On a methodological level, loyalty scales may be a limitation because of the small number of items. To improve measurement of this construct, we propose the use of a different behavioural loyalty scale to the one used in this work, whose reliability has been shown to be relatively acceptable. For example the measure in the work by Nesset et al. could be added (2011, p. 278) (“Out of the last 10 times that you have gone to a shop in this category, approximately how many times have you visited this shop?”), and even include items concerning loyalty behaviours other than repeat shopping, like the effect of price rises on shopping behaviour.
Finally, this study could be repeated in a different type of service context to examine shopping frequency and the degree of customer participation, for example in the field of tourism. Application to other sectors would help to verify whether the same differences between customers remain and explore more deeply market heterogeneity in the complex relationship between satisfaction and loyalty.

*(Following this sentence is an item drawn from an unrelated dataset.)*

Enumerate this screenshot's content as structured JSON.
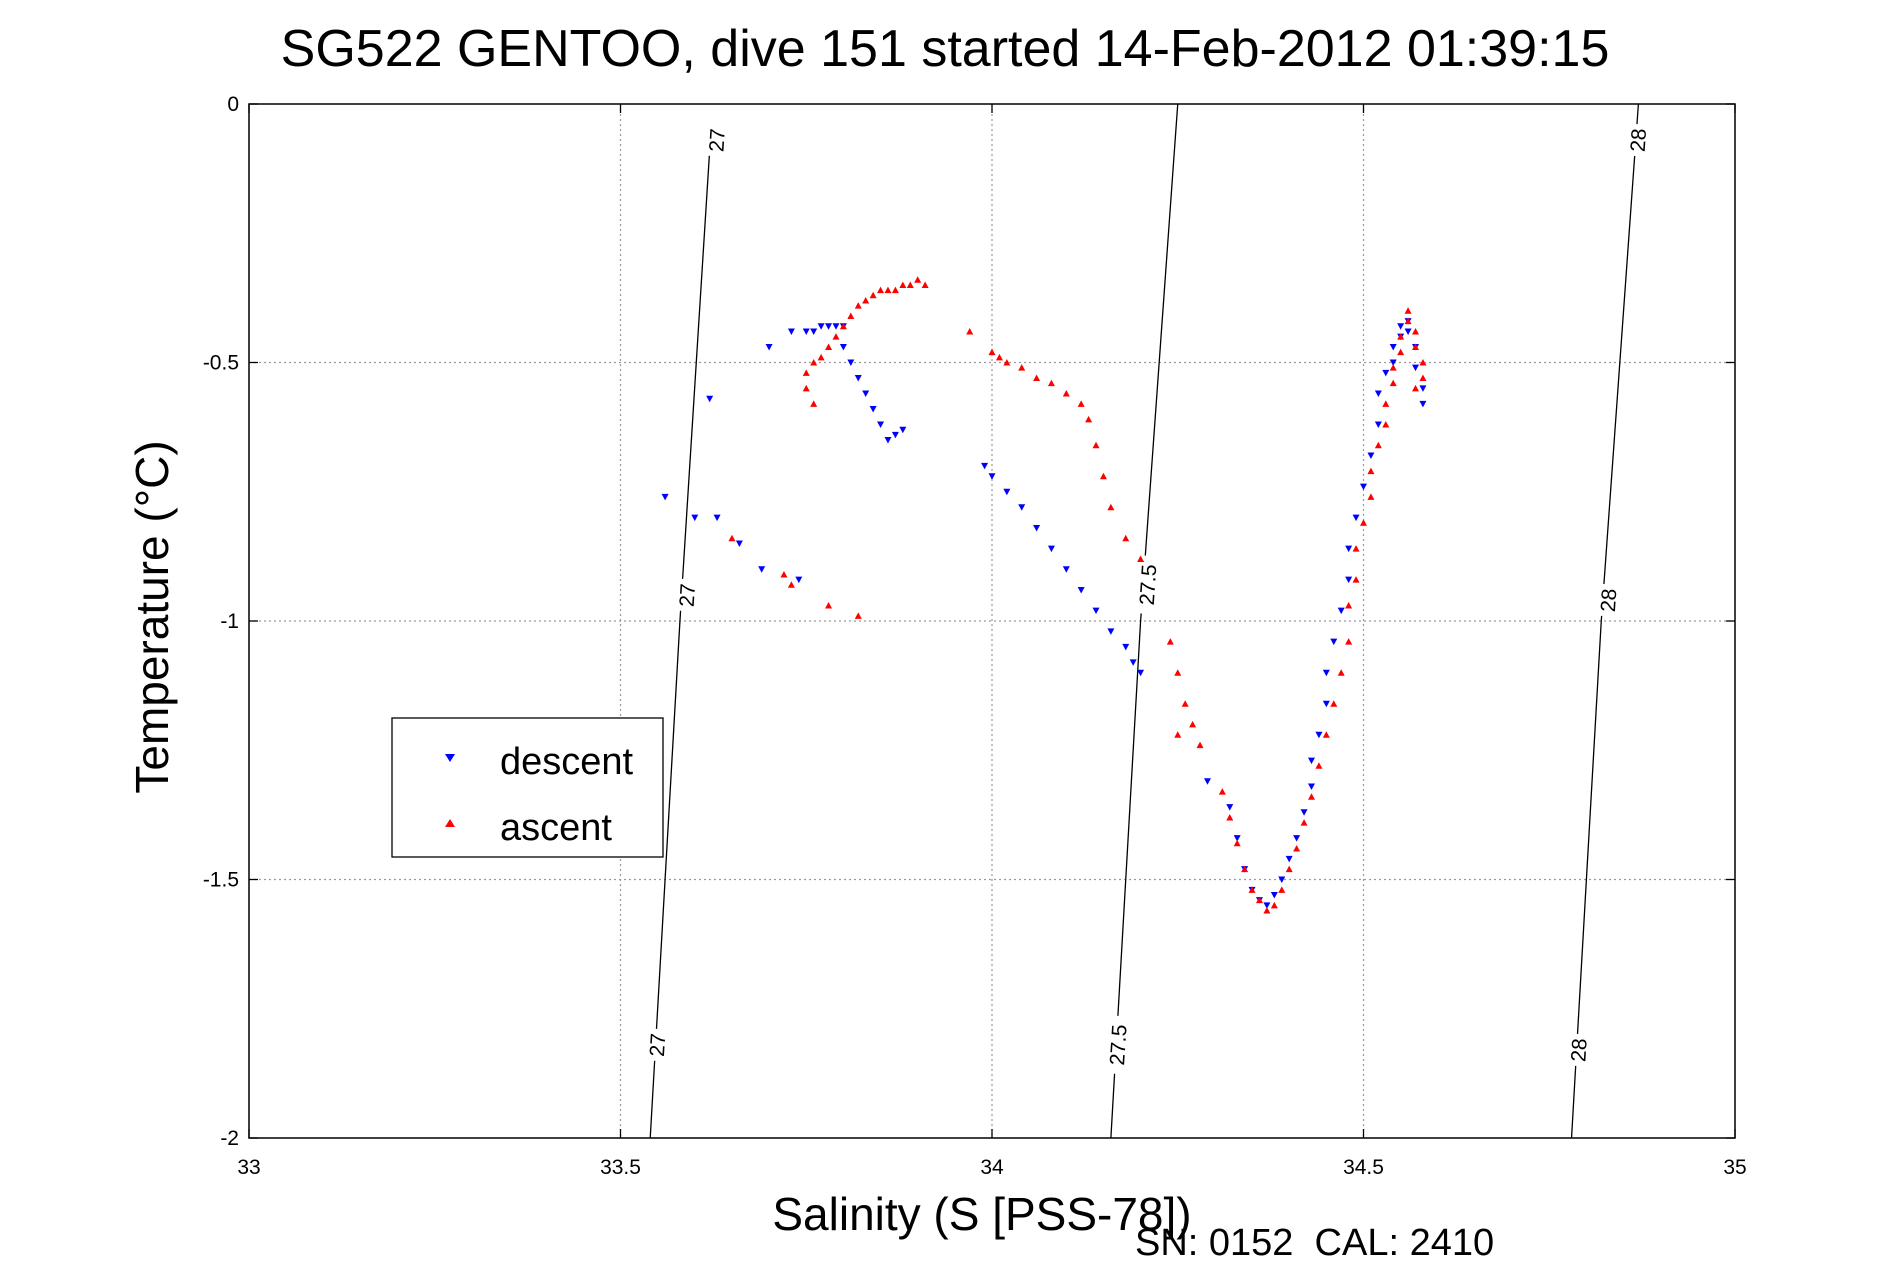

In short, through analysis of unobserved heterogeneity, our proposal contributes to this line of research with the aim of continuing to provide evidence of the unequal influence by segment of satisfaction on consumer loyalty to a retail establishment.
FundingThis research has received financial support from the Spanish Ministry of Science and Innovation (SEJ2010-17475/ECON and ECO2013-43353-R).
Conflict of interestThe authors declare no conflict of interest.
Despite defining two dimensions to measure word of mouth (action and content), the results of the factor analysis with maximum likelihood extraction and the criterion of eigenvalues greater than 1 showed that the six items clearly loaded on one factor, explaining 76.19% of the variance. This data was corroborated with estimation of a measurement model that took into account the two WOM dimensions. The fit indexes for said model (ChiSat-Bt.2 (g.l.=75)=514.34; RMSEA=0.074; CFI=0.969; GFI=0.918; AGFI=0.868) show that this estimation is worse than the fit for the measurement model that contemplates a single dimension for this construct.